Das Bundesverwaltungsamt in Köln als für im Ausland lebende Deutsche zuständige Staatsangehörigkeitsbehörde bearbeitet, prüft und entscheidet über die Anträge. Informationen zum Antragsverfahren und zu den Voraussetzungen sowie das Antragsformular finden Sie auf der Webseite des Bundesverwaltungsamtes. Für die Bearbeitung des Antrages fällt eine Gebühr an. Auch für die Ablehnung des Antrages ist eine Gebühr zu entrichten. Sie müssen mit einer ca. dreijährigen Bearbeitungszeit rechnen.

Antragstellung über die Botschaft Prag

Der Antrag auf Einbürgerung kann nicht direkt beim BVA gestellt werden, sondern ist für Personen, die ihren ständigen Aufenthalt und Wohnsitz in Tschechien haben über die deutsche Botschaft in Prag einzureichen.

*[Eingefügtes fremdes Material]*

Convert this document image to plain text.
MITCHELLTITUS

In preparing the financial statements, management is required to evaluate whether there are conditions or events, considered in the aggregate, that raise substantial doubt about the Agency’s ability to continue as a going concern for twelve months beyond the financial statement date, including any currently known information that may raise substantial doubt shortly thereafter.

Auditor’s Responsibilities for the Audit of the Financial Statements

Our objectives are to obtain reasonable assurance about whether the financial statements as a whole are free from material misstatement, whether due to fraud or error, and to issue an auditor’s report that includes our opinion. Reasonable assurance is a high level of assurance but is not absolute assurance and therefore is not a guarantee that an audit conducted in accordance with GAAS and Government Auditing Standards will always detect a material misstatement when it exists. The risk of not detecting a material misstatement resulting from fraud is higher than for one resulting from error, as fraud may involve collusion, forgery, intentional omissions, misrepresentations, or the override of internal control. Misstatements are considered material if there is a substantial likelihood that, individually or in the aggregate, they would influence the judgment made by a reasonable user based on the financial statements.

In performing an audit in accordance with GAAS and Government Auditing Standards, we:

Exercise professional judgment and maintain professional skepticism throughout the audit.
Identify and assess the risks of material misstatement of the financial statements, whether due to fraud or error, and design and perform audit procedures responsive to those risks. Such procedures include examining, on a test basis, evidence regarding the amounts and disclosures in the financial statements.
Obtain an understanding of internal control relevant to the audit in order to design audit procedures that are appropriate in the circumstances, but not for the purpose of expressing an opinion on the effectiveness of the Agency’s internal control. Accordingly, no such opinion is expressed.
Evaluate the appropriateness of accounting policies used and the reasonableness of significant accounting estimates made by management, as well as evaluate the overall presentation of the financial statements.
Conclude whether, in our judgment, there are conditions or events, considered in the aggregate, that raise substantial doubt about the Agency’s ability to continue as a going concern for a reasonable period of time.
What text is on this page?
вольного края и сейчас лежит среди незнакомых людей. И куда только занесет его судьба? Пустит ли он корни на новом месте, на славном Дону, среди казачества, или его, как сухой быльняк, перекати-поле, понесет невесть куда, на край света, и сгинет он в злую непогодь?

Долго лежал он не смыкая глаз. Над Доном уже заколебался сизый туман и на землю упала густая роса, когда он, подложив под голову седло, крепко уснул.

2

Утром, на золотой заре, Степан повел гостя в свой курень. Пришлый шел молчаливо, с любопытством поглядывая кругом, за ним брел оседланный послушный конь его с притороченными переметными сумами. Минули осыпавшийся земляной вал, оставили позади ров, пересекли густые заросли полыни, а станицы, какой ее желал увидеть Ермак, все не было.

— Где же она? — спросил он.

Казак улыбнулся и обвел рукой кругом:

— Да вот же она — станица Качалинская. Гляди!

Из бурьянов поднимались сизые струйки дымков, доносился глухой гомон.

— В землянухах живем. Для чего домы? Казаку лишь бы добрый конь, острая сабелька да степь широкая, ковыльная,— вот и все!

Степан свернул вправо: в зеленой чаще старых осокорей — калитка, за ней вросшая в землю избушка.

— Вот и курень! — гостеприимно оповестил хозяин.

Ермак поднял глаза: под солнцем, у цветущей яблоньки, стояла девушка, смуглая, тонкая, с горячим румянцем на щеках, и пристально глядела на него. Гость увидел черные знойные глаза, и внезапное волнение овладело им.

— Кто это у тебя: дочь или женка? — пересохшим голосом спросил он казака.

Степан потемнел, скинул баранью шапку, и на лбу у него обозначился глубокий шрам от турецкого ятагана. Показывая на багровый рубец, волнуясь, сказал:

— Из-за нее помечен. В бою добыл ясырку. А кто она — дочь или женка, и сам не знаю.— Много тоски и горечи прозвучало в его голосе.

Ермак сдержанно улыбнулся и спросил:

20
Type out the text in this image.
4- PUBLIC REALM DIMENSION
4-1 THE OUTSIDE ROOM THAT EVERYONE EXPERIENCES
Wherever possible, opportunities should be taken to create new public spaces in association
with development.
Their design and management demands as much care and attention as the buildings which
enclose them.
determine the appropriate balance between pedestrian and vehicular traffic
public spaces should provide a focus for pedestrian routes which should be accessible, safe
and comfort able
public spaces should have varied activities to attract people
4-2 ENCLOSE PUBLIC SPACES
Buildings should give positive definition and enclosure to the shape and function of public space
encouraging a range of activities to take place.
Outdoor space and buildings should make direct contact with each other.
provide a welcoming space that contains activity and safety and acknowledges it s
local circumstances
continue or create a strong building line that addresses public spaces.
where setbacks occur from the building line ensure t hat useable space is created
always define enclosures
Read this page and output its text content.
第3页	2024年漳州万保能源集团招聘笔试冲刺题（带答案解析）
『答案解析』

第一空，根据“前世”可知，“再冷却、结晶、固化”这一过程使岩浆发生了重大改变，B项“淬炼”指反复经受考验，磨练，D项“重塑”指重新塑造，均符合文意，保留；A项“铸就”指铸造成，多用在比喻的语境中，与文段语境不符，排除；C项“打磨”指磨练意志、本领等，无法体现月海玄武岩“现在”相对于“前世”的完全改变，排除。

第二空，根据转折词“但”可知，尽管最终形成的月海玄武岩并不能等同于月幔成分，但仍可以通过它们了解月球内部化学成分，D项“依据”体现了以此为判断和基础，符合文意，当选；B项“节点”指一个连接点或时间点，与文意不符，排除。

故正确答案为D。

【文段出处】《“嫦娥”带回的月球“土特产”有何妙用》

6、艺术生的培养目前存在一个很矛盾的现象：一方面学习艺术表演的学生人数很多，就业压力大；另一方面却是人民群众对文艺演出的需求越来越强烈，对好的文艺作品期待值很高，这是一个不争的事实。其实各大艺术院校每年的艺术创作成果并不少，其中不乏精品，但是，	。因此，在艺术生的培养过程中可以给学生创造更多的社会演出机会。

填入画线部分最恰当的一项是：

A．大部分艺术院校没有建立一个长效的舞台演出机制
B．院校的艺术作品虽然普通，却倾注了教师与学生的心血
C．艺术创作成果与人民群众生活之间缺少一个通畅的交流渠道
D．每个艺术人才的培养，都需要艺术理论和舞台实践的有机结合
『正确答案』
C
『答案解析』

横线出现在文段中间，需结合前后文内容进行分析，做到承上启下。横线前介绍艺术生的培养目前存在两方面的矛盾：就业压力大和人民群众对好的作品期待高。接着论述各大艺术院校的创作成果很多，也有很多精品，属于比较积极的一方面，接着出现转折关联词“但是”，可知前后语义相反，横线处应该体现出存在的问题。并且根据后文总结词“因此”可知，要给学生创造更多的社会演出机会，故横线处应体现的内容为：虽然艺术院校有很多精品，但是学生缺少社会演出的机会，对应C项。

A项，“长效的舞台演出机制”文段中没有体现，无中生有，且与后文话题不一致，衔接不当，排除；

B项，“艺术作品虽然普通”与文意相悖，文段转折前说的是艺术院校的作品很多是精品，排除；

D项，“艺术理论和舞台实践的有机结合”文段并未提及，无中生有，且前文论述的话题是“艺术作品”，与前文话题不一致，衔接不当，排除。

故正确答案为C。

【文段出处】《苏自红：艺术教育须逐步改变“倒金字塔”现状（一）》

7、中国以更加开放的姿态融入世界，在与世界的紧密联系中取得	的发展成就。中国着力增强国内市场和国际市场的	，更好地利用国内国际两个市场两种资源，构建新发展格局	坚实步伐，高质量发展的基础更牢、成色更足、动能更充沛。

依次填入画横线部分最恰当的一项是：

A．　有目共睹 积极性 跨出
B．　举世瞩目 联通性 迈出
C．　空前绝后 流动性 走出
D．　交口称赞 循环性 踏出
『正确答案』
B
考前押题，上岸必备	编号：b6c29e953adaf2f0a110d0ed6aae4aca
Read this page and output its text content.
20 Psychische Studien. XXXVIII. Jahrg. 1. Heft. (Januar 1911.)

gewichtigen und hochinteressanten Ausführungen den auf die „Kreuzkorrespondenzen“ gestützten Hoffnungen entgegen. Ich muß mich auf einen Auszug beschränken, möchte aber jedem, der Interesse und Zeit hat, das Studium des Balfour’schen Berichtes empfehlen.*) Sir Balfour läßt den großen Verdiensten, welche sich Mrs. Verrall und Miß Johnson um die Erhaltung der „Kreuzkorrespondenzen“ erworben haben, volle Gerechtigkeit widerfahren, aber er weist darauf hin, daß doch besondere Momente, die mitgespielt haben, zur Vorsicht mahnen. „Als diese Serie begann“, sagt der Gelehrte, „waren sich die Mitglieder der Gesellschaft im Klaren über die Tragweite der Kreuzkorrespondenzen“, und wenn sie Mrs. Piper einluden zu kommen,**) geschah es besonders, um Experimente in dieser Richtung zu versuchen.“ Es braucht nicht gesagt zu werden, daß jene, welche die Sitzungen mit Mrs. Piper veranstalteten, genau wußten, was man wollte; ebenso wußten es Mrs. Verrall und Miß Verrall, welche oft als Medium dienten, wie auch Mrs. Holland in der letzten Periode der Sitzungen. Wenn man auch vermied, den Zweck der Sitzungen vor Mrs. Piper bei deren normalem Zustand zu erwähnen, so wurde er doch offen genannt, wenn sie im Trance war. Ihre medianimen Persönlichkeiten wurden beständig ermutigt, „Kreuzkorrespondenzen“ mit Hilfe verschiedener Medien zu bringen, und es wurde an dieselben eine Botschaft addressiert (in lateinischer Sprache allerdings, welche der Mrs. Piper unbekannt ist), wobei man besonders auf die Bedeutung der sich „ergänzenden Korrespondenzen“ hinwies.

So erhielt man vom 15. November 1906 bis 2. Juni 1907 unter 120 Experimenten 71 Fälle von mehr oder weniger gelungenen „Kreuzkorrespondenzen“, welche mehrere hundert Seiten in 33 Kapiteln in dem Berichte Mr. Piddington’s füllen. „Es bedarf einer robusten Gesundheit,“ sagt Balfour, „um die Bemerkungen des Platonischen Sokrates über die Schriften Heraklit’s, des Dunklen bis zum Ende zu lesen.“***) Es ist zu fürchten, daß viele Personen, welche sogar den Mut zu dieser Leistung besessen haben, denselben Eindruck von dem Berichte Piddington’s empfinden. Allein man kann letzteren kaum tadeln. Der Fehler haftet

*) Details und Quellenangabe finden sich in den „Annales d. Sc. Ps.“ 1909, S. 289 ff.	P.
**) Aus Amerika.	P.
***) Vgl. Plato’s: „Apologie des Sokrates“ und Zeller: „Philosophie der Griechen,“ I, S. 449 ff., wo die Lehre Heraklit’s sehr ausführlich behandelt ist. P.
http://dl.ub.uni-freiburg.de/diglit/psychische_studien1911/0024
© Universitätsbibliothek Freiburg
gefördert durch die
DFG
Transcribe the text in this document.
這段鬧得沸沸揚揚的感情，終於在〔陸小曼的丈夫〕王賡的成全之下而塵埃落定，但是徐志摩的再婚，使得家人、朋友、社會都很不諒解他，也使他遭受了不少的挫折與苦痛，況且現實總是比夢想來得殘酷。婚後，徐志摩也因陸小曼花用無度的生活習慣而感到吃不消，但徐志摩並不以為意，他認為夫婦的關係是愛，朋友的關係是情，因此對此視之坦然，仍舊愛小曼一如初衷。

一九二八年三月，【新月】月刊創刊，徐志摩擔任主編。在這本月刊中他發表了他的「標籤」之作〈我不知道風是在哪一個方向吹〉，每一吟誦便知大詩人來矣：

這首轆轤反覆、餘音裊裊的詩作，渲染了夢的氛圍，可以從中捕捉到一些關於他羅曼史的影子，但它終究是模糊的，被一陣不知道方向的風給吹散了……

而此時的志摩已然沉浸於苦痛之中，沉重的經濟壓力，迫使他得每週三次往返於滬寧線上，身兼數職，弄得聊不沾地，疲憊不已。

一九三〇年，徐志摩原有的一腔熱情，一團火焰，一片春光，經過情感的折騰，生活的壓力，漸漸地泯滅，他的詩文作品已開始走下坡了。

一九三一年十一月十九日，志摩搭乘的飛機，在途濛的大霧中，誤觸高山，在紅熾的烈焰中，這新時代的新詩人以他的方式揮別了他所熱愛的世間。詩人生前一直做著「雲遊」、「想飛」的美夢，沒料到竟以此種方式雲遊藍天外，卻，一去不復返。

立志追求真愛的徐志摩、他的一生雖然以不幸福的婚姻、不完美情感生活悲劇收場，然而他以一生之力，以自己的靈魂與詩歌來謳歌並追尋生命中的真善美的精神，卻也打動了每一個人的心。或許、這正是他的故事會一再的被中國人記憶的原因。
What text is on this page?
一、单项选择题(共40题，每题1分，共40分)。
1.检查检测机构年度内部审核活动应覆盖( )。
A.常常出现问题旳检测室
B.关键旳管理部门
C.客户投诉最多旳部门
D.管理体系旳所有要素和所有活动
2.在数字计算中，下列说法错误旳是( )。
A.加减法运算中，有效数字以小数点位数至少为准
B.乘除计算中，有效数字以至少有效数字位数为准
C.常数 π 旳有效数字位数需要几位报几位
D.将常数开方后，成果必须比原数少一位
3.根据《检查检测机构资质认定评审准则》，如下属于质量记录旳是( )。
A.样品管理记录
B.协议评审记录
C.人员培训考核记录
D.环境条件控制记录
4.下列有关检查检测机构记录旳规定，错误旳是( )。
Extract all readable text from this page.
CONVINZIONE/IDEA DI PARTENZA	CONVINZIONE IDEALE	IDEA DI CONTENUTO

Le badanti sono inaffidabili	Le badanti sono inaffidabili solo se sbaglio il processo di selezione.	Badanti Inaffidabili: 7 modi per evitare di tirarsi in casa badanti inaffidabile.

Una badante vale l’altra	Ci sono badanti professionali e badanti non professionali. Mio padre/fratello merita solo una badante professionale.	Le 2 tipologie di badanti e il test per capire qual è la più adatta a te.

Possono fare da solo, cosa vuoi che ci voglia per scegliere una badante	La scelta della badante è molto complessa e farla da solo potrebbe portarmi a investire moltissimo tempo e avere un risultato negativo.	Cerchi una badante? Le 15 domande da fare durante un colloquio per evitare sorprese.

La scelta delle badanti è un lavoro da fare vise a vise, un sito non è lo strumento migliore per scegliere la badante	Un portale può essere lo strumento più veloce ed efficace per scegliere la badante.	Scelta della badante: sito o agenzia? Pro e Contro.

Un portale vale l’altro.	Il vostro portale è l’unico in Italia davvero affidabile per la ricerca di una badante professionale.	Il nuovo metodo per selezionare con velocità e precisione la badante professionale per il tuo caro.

Hierzu gehen Sie bitte wie folgt vor:

1. Laden Sie sich das Antragsformular des BVA herunter und füllen es vollständig aus

2. Übersenden Sie das Antragsformular und die folgenden Unterlagen in einfacher Kopie entweder mit der Post oder als PDF-Scan mit E-Mail an konsulat@prag.diplo.de an die Botschaft:

  • Kopie Ihres aktuellen ausländischen Reisepasses oder Personaldokumentes (Seiten mit Passbild und Personalangaben),
  • Nachweise zu Ihrem Aufenthalt in der Tschechischen Republik (Aufenthaltserlaubnis oder tschechischen Personalausweis)
  • Ihre Geburtsurkunde bzw. Abstammungsurkunde
  • Sofern Sie vor  dem 01.01.1975 als eheliches Kind einer deutschen Mutter und eines ausländischen Vaters oder vor dem 01.07.1993 als nichteheliches Kind einer ausländischen Mutter und eines deutschen Vaters geboren wurden: Unterlagen zu dem jeweils deutschen Elternteil (Pass, Staatsangehörigkeitsausweis usw.).
  • Ihre Heiratsurkunde (sofern Sie verheiratet sind)
  • Namensänderungsurkunden oder Bescheinigung zur Ihrer Namensführung (z.B. ein Nachweis darüber, welchen Namen Sie nach einer Scheidung führen)
  • Zeugnisse über Ihren schulischen (universitären) und beruflichen Werdegang
  • ein von Ihnen in deutscher Sprache verfasster ausführlicher Lebenslauf
  • Nachweise über den Erwerb/Besitz weiterer Staatsangehörigkeiten
  • Nachweise zu Ihren Bindungen an Deutschland (z.B. in Deutschland lebende nahe Verwandte, früherer Wohnort, Schulbesuch, Berufstätigkeit in Deutschland, Besuch einer deutschen Schule, deutsche Volkszugehörigkeit, Eigentum an oder Besitz von Immobilien In Deutschland, Renten- oder Versicherungsansprüche)
  • Nachweise zu Ihren Einkommensverhältnissen beziehungsweise Vermögensverhältnissen (Nachweis der Unterhaltsfähigkeit aus eigenem Einkommen und/oder eigenem Vermögen durch Arbeitgeberbescheinigung, Nachweis Immobilienbesitz, Rentenbescheinigung einschließlich Nachweis zu ausreichendem Krankenversicherungsschutz)
  • Nachweise, dass bei einer möglichen Übersiedlung nach Deutschland eine ausreichende Altersversorgung gewährleistet wäre.
  • Nachweis zu deutschen Sprachkenntnissen (Zertifikat Deutsch B1 des Goethe Instituts, der telc GmbH oder des TestDaF-Instituts)

Ausländische Urkunden müssen von einem öffentlich beeidigten oder anerkannten Übersetzer in die deutsche Sprache übertragen werden, sofern Sie nicht mit einem mehrsprachigen Formular gem. Verordnung EU 2016/1191 versehen sind.

3. Die Botschaft prüft Ihre Unterlagen und fordert ggfs. weitere Nachweise oder Informationen an und lädt Sie dann zu einem Gespräch in die Botschaft ein. Zu diesem Gespräch müssen alle bereits in Kopie vorgelegten Unterlagen im Original mitgebracht werden. Anschließend leitet die Botschaft den Antrag und die Unterlagen an das BVA, wo der Antrag geprüft und weiterbearbeitet wird.

4. Wenn das BVA im Rahmen seiner Prüfung festgestellt hat, dass alle Voraussetzungen für eine Einbürgerung vorliegen, erfolgt in der Regel noch in Zusammenarbeit mit der Botschaft die Durchführung eines Einbürgerungstests, zu dem die Botschaft ebenfalls einlädt.

5. Am Ende des Verfahrens wird die Einbürgerungsurkunde in der Botschaft ausgehändigt. Hierbei muss in deutscher Sprache ein feierliches Bekenntnis zur Achtung des Grundgesetzes und der Gesetze der Bundesrepublik Deutschland abgegeben werden.